Annapurna, primer ochomil, es mucho más que un libro para amantes del alpinismo o para montañeros aficionados como un servidor. Es una historia de superación. Un cuento para adultos. La descripción fidedigna de cómo unas personas llegan a límites insospechados (físicamente hablando) en pos de un objetivo que, para muchos, no amerita tanto esfuerzo.
Herzog se convirtió, a raíz de su hazaña, en uno de los alpinistas más afamados de la historia. Hace casi seis meses (el 14 de diciembre de 2012) perdió la vida a los 87 años. Pero siempre nos quedará su legado en forma de frases y letras que duelen. Palabras que hacen daño. Como cuando cuenta que su piel se desgarraba intentando no soltar esa cuerda que era lo único que le separaba del vacío. Imposible no mirar tus dedos y manos al leer estas líneas.
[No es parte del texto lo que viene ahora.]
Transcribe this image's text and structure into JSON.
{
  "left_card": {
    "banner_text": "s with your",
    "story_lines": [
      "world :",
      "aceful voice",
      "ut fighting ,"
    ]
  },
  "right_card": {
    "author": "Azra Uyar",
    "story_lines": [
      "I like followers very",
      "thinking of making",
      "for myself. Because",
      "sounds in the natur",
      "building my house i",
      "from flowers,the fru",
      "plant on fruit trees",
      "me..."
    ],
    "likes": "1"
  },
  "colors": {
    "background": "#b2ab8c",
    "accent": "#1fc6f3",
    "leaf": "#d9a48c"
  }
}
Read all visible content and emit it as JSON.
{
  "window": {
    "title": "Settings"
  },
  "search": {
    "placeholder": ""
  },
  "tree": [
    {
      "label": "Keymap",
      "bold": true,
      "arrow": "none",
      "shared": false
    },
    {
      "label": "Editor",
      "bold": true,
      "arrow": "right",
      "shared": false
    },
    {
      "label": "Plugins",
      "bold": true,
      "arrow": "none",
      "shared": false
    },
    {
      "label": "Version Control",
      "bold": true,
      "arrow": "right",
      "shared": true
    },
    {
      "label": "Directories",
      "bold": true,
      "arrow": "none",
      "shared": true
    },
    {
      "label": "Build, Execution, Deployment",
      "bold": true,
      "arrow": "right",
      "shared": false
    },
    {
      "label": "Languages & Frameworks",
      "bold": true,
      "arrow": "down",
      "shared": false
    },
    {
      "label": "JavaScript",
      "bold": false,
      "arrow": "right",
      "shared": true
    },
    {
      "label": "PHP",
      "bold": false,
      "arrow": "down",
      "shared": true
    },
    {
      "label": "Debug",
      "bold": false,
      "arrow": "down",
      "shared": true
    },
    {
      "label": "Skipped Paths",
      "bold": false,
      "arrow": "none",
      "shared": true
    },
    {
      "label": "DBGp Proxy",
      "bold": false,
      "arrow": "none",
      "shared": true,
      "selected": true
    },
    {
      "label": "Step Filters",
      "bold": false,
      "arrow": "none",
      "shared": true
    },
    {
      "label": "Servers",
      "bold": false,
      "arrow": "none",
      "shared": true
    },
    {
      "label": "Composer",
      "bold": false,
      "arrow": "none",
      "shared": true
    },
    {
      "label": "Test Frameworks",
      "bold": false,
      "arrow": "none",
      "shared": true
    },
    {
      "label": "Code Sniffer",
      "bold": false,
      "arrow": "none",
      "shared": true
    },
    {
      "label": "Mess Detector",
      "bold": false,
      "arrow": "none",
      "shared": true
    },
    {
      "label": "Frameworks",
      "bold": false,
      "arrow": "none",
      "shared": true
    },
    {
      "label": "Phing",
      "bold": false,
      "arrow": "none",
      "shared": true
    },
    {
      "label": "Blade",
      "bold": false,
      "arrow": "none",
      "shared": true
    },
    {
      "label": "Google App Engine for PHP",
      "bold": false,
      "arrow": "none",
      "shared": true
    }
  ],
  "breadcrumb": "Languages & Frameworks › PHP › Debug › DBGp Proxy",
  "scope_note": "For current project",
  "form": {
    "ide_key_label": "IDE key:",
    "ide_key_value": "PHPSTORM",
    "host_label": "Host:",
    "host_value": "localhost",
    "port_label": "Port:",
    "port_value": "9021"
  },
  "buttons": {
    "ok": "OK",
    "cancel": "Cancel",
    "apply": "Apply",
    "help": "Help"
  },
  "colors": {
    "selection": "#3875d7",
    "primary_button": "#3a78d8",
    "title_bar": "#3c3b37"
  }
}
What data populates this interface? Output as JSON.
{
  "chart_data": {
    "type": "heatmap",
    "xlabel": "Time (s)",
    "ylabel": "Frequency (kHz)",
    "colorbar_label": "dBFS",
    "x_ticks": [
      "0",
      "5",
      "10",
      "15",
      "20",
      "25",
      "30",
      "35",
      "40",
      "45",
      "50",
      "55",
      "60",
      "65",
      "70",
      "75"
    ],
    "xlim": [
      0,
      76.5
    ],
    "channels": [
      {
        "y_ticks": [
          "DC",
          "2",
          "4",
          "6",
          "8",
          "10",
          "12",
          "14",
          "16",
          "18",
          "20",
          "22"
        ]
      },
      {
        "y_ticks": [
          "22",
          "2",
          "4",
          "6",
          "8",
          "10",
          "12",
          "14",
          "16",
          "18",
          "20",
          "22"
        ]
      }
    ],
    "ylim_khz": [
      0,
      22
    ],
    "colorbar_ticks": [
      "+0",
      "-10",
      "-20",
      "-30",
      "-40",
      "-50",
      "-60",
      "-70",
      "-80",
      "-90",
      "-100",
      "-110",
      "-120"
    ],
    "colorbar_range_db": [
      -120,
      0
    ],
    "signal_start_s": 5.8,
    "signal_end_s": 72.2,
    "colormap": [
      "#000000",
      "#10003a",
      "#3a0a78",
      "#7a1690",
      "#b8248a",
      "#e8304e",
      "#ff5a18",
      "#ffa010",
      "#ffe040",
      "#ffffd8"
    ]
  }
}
Es un libro compuesto de hazañas. Heroicidades. Todas ellas contadas de tal manera que, hasta al más insensible de los mortales, le arrancarán una expresión de desaliento, de malestar, de admiración. Una sucesión de hechos protagonizados por palabras necesarias y denostadas en estos tiempos como solidaridad, humanidad, compañerismo o superación. Letras que te hacen disfrutar y sufrir a partes iguales pero que, por alguna razón, no puedes dejar de leer.